The indictment in United States v. Williams, CR-11-298-F (W.D. Okla.) charged a murder at Fort Sill, Oklahoma. This historic Army post was founded in 1871 by President Ulysses Grant. Jurisdiction within the Fort's original boundaries is exclusively federal. The federal court for Oklahoma's Western District would hear the case.

A person charged with a federal capital crime is entitled to two court-appointed lawyers. The Williams court chose me as one of them. My colleague and co-counsel was Mark Henricksen, a talented and capable lawyer from Oklahoma City.

Capital murder trials have been quite rare in Oklahoma's Western District. The last one was held in 1926. Defending the District's first such trial in nearly a century was a sobering responsibility for both of us.

In 1789, the first Congress directed that federal capital trials be held in the county where the offense occurred. This law remains on the books today. It meant that the Williams case would not be tried in the Western District's busy federal court complex in Oklahoma City.

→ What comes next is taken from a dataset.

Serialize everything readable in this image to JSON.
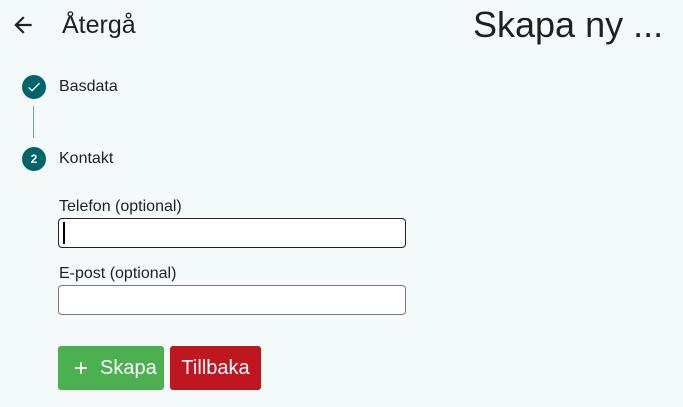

Instead, the case would be heard in a small, seldom-used federal building in Lawton, Oklahoma. This vintage courthouse, opened in 1915, had not seen a federal criminal trial for many years. Some major modernizing was needed to get it ready for the Williams trial, which was expected to last at least a month.

In February of 2013, some 190 prospective jurors were summoned to Lawton from 12 counties scattered across western and southwestern Oklahoma. Due to the limited space in the federal courtroom, jurors initially convened in an old high school auditorium, now home to the Lawton City Council. There, jurors completed a 22-page questionnaire that would be used to guide later stages of the selection process.

During the next two weeks, prospective jurors were called back to Lawton and brought one at a time into the courtroom. Each was interviewed in depth by the judge and lawyers. The subject was the death penalty. For these jurors, capital punishment suddenly shifted from an abstract idea to something real and personal. What they had to say was fascinating.

Some jurors had never given much thought to the death penalty. Others told of deeply held beliefs, often closely tied to their faith and upbringing. And though the questions were gentle, a few jurors came to tears. Faced with the prospect of a life or death decision, individual emotions could run quite high.

When the juror interviews finally ended, we had a wealth of information about the people who would hear the case. Each side had 20 peremptory challenges, which could be used to remove any particular prospective juror. The two sides used their challenges to cull down the panel until only 15 persons remained. The first 12 would sit as jurors, and the remaining three would serve as alternates.

The jurors were sworn and opening statements delivered. Government witnesses were called and cross-examined. Soon it was Friday.

As we made ready to leave the courthouse on Friday afternoon, some stunning news arrived from Washington. Attorney General Eric Holder had authorized a plea agreement that would end the trial and spare our client from execution. But the agreement needed the trial judge's approval.

We immediately took our news to the judge. He had little to say, and gave us no sign that he would approve. A tense weekend followed, as we prepared for a third week of trial.

The winter weather turned icy over the weekend. Jurors were told to stay home on Monday. But it was business as usual for the lawyers. We made our way to the courthouse and waited for word from the judge. Would he approve the plea agreement? Or would the trial continue?

Finally, the judge called us to chambers: he would approve. Within minutes, the accused had entered a plea of guilty and the trial was over. Soon, the judge issued a written statement to jurors criticizing the Attorney General's decision.

The trial's outcome left us with mixed emotions. The facts were hotly contested and the legal issues were novel. From an intellectual standpoint, we wanted to see a verdict. But with the death penalty on the table, the risks of continuing to litigate were simply too high. In these challenging cases, a settlement that saves the accused from execution is sometimes the best result possible.